Выйдя из дому и повернув ключ в двери, Туземец пошел гораздо быстрее обычного к концу тупика, а потом побежал дальше по переулку позади Черри-стрит. («Вон опять идет Туземец Ханникат к дому Мэйбл Бауэрс. Всякому хочется угадать, чем на этот раз дело кончится. Верно только то, что на все, что бы ни случилось, можно смотреть с двух сторон. Одни одобряют Туземца и Мэйбл, потому что из-за них покончили с Клайдом Хефлином. И есть другие, которые осуждают их, потому что из-за них был убит Харви Браун, а Джозине Мэддокс пришлось уехать из города. А по-моему надо думать только так, что каждый раз, как случится что-нибудь хорошее, обязательно жди чего-нибудь дурного. Полагаю, остается только признать, что одно без другого не бывает, и надо всеми силами стараться, чтобы хорошее пересилило плохое».)

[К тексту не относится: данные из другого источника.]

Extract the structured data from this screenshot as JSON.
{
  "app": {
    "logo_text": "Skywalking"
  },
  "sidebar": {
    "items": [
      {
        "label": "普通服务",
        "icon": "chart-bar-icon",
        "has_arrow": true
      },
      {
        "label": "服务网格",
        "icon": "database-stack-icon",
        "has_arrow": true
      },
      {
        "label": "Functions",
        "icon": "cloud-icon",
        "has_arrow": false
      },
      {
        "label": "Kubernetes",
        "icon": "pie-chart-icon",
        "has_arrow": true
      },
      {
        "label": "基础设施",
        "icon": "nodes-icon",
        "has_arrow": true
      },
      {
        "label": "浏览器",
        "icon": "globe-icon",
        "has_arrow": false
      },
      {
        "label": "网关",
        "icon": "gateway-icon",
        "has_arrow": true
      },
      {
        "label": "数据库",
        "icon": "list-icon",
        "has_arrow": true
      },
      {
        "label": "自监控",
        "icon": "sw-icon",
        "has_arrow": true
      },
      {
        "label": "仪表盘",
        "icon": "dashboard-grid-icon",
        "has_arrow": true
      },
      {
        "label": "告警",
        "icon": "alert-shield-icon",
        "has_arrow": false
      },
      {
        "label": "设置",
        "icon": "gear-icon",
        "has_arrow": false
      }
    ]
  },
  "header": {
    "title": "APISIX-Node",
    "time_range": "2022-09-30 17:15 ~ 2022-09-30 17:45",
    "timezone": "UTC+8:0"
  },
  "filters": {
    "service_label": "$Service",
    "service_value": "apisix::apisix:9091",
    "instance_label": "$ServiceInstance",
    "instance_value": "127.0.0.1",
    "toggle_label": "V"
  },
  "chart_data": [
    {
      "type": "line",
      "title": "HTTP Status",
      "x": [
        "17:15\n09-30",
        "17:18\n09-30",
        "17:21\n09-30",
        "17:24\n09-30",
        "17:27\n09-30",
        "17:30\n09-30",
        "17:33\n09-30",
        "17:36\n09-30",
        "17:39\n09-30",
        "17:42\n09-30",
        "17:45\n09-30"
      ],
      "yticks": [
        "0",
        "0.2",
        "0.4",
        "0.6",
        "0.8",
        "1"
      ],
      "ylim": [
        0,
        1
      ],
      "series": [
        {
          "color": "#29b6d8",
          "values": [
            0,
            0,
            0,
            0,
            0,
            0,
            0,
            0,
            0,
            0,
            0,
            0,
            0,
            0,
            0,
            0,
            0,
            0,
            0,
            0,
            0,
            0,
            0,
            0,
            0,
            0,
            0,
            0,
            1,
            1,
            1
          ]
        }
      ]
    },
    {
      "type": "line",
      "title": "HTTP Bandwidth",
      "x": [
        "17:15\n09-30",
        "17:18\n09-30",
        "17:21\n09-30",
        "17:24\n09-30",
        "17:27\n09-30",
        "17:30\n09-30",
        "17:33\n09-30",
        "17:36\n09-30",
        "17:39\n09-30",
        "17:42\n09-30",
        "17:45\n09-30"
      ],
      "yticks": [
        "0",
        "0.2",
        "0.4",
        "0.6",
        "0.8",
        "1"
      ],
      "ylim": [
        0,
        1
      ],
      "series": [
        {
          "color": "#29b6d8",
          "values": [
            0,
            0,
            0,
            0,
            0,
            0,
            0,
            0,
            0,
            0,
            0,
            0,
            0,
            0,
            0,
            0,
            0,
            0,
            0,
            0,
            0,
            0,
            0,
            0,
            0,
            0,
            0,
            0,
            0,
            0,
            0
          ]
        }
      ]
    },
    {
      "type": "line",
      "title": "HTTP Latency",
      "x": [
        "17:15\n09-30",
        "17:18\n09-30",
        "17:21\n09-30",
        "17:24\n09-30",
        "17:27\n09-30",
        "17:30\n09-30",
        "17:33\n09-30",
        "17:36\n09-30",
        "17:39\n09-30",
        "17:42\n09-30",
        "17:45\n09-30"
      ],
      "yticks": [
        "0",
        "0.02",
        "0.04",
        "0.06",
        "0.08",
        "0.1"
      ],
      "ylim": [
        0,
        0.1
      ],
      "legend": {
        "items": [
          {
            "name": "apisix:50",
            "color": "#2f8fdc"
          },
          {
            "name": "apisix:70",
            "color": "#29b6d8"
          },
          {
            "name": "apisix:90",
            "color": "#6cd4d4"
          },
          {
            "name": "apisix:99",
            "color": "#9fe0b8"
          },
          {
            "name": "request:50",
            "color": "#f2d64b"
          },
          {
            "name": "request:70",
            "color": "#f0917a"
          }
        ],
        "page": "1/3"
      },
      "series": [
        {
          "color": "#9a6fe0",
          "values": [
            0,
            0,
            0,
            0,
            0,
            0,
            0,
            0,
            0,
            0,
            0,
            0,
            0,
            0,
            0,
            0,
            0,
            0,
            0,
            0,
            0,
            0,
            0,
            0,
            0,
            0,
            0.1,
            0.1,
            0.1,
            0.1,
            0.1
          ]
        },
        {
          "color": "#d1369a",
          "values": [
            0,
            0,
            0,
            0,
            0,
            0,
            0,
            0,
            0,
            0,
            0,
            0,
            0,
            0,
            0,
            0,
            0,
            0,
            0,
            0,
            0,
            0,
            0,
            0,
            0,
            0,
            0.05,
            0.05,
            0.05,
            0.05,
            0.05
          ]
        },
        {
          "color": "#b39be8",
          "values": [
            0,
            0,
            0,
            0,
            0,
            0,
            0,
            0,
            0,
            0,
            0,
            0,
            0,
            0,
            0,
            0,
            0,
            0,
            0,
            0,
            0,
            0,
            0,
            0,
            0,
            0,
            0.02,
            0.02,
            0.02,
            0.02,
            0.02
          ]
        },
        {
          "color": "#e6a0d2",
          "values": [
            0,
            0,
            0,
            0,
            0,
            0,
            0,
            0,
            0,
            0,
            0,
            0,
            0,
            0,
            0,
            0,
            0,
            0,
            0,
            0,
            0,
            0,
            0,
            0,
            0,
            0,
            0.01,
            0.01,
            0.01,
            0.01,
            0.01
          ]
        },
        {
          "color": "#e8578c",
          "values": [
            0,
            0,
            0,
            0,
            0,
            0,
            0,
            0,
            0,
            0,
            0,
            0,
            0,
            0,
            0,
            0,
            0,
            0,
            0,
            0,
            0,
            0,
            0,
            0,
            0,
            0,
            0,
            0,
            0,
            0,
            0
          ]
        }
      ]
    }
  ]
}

День был холодный под Серым мрачным небом, и похоже было, что еще до сумерек польет осенний дождь. В это время года так и следует ожидать холодных дождей, пронизывающих северных ветров и ночных заморозков. Словно готовясь к внезапному приходу зимних холодов, многие жители этой части города еще днем затопили печи и камины, и тонкое облачко синеватого дыма поднималось над домами и вершинами деревьев.